5 reasons why FDI in retail makes sense for India

January 25, 2014
Somatish Banerji

After several of deliberations with all possible stakeholders, the government of India had decided to open the gates for foreign direct investment (FDI) in multi-brand retail. Events however, took a dramatic turn recently with the newly elected Delhi government overturning the national policy decision by disallowing FDI in supermarkets in the state.

Without speculating on the political decision making process and rationale, here are five key reasons why FDI in multi-brand retail makes sense in the context of India:

  • India needs jobs and supermarket can help create them: Rapid rural to urban migration is a reality in India and this reality is set to grow starker in future.
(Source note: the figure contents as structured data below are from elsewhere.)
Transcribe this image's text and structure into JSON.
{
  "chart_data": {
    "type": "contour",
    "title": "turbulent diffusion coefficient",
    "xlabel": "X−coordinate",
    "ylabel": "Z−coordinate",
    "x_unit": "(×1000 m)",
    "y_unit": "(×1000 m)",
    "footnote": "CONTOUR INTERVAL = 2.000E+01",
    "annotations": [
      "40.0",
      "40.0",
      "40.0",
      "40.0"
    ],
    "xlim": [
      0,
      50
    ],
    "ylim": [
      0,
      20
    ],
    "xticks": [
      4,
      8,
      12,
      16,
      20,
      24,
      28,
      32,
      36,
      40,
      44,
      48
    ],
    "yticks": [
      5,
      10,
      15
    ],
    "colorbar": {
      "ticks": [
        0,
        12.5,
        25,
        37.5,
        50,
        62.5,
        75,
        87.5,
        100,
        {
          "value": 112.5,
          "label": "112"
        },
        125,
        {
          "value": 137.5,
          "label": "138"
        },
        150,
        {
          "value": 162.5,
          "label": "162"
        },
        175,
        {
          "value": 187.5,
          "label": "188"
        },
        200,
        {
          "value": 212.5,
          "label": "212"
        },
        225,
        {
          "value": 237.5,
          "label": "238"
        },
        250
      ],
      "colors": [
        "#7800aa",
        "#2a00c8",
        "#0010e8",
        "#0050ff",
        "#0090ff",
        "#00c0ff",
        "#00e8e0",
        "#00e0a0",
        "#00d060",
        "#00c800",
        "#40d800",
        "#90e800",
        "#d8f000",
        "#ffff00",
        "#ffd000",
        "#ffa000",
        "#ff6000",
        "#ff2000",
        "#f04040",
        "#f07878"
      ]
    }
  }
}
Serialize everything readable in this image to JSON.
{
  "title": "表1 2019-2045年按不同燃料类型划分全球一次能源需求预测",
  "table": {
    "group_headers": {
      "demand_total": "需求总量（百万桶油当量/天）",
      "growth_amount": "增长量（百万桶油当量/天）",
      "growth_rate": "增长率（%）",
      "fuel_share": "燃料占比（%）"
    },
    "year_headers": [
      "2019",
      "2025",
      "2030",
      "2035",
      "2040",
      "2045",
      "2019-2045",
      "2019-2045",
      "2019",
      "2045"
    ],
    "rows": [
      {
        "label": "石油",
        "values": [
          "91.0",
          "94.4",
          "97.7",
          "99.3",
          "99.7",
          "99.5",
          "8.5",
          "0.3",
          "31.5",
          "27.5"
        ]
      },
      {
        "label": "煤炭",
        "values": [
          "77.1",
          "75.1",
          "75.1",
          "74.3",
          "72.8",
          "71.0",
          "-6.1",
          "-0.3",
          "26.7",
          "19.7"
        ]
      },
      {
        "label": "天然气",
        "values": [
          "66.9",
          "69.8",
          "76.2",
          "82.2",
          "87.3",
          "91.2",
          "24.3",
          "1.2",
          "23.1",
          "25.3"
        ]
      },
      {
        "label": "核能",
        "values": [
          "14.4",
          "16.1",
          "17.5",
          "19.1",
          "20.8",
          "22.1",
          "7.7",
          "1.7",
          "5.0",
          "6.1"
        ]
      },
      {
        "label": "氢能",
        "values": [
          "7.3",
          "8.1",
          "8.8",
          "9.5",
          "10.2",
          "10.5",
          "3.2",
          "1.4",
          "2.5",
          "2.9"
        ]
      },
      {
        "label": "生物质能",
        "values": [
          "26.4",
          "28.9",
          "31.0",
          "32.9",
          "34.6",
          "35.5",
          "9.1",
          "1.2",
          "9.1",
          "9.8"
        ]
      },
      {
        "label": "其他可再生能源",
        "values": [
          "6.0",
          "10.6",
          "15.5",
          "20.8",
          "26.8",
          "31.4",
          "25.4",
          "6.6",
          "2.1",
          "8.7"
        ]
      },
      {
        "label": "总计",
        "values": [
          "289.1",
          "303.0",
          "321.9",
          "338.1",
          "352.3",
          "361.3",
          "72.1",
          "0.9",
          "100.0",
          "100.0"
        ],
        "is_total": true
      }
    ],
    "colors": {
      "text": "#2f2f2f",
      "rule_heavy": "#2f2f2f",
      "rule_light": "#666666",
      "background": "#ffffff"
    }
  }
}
According to India’s Urban Demographic Transition published by Ministry of Urban Development and National Institute of Urban Affairs, 50% of India’s population will live in urban areas by 2039 and the rate of urbanization itself will become more pronounced at 50% compared to the present 31%. By 2031, there will be 87 metropolitan cities housing 255 million people compared to 53 such cities today where 160 million people live. Data points like these clearly indicate that India will need to step up the gear on job creation to effectively manage this phenomenon. And supermarkets can help in doing just that
  • Supermarkets create an efficient distribution system reducing time to market
  • Food wastage, an outfall of the inefficiencies in the current storage and distribution system in India, will be greatly reduced
  • By directly sourcing from farmers, margins of middlemen will be eliminated leading to farmers realising better prices for their produce, potentially reducing instances of farmer suicides and lowering food inflation
  • Last but not the least, direct bulk purchase from farmers enables supermarkets to lower end consumer prices

From the government’s perspective, it is undeniably important to monitor whether these promised benefits of allowing FDI in multi-brand retail materialize or not. It is also important for the government to simultaneously focus on creating and strengthening social security nets for farmers. However, frequent policy changes like the one witnessed recently is unwarranted and sends out wrong signals about the image of the country as a whole. FDI entails long term investment commitments and events like these enhance political risk perception of the country and dampen investor sentiments – consequences India can ill-afford in the context of the country’s socioeconomic aspirations.